第49章 休息
呼び込みの男が掲げる薬瓶の外見は、本当に惚れ薬なのかと疑うほど素っ気ない。
「よし、買おう。」
「……えッ!」
まさか本当に買うと思わなかったのだろう、コハクが本気で驚いている。
「本気かよ、惚れ薬だぞ?」
「もちろん本気よ。今しか買えないかもしれないじゃない。」
遠い海の小さな国。
モモが知る、厳しく優しい魔女の薬など、今を逃せば手に入らない。
いくらだろうか。
こつこつ貯めたお小遣いで足りるかな。
小さな財布を開いて中身を確認していると、上から超絶不機嫌な声が降ってきた。
「……で? それをどうするつもりだ。」
きょとりと見上げれば、声色にふさわしく、怒りを隠そうともしないローがいる。
不機嫌すぎて黒いオーラが滲み、通行人が息をのんで逃げていく。
しかし、モモにはその理由がさっぱりわからない。
「どうするって…、成分を解析するに決まってるじゃない。
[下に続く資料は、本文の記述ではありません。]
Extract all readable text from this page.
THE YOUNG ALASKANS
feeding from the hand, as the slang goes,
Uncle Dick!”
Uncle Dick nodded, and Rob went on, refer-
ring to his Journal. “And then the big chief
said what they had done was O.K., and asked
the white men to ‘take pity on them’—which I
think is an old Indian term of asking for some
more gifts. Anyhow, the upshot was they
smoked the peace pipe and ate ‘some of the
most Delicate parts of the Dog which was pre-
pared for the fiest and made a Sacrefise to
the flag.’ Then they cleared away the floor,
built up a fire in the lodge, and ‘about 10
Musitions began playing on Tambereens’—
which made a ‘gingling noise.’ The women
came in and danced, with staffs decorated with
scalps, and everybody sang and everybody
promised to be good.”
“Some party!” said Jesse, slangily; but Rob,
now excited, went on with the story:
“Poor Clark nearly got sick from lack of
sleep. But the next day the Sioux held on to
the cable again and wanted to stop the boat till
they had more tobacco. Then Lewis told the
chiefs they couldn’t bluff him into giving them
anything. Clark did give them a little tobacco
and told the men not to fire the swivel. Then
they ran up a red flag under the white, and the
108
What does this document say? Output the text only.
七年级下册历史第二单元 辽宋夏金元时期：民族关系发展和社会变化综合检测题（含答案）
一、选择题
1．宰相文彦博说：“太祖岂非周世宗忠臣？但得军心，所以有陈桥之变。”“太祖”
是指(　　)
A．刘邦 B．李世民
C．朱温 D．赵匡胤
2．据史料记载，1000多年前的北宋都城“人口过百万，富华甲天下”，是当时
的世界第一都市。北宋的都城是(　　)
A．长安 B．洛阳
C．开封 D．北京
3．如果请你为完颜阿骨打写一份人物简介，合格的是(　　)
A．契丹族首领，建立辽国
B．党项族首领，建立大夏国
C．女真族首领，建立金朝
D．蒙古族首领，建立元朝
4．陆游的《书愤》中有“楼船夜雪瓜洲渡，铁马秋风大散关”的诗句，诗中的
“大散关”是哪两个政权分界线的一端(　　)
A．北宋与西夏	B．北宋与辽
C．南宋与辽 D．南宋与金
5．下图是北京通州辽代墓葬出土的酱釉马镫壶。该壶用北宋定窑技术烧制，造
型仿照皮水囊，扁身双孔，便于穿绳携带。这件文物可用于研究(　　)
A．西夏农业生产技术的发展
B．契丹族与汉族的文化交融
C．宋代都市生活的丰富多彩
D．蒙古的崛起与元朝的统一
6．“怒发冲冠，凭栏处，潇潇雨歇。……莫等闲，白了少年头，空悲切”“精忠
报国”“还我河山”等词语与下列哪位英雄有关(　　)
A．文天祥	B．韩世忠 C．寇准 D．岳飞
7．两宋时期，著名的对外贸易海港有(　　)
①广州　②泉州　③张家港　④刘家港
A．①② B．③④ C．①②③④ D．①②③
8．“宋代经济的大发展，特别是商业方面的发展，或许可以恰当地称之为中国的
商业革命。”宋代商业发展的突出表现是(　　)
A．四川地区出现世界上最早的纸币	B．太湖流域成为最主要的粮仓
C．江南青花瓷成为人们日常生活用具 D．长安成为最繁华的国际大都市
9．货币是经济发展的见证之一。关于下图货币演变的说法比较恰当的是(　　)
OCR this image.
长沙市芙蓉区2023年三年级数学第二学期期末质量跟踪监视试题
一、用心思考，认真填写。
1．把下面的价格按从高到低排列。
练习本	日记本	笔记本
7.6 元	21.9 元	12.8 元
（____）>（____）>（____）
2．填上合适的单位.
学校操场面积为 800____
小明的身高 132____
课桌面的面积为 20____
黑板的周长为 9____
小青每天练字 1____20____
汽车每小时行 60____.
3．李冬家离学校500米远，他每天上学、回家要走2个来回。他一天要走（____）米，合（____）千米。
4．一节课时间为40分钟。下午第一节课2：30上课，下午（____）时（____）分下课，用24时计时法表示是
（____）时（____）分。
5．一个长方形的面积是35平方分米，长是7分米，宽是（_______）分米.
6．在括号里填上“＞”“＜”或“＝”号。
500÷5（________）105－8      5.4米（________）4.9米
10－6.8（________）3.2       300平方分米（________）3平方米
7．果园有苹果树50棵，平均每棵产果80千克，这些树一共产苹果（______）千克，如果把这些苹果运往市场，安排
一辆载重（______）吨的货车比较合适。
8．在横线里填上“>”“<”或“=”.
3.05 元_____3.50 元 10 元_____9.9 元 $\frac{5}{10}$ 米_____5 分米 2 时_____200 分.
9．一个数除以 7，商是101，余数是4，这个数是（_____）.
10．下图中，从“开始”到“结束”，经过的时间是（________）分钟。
」
効能はどうあれ、新薬には非常に興味がある。
自分じゃ思いつかないような配合かもしれないし、良質な新薬はモモにとって宝にも等しい。
「つまり…、誰かに使うわけじゃねェってことか?」
「え、当たり前でしょう?」
使うって、惚れ薬として?
それこそ、いったい誰に使うというのだ。
「なぁに、ロー、使ってみたいの?」
意外だ。
ローがこんな薬を頼るなんて。
いや、そもそも誰に使う気だ。
半眼になって睨むと、びしりと額にデコピンが飛んだ。
「……いったッ」
打たれた額を押さえて、涙目になる。
ひどい、なんてことするんだ。
ムッとして非難しようとしたが、隣でコハクがため息を吐く。
「今のは、母さんが悪い。」
「な、なんで…ッ」
モモはただ、薬剤師として当然な行為をしようとしているだけなのに。
「そんなんだから、いつも遠回りするんだよ。」
ローのヤキモチに気がつかないなんて、鈍すぎる。
けど、しかたないか。
たぶんモモは、ニブニブの実を食べたに違いない。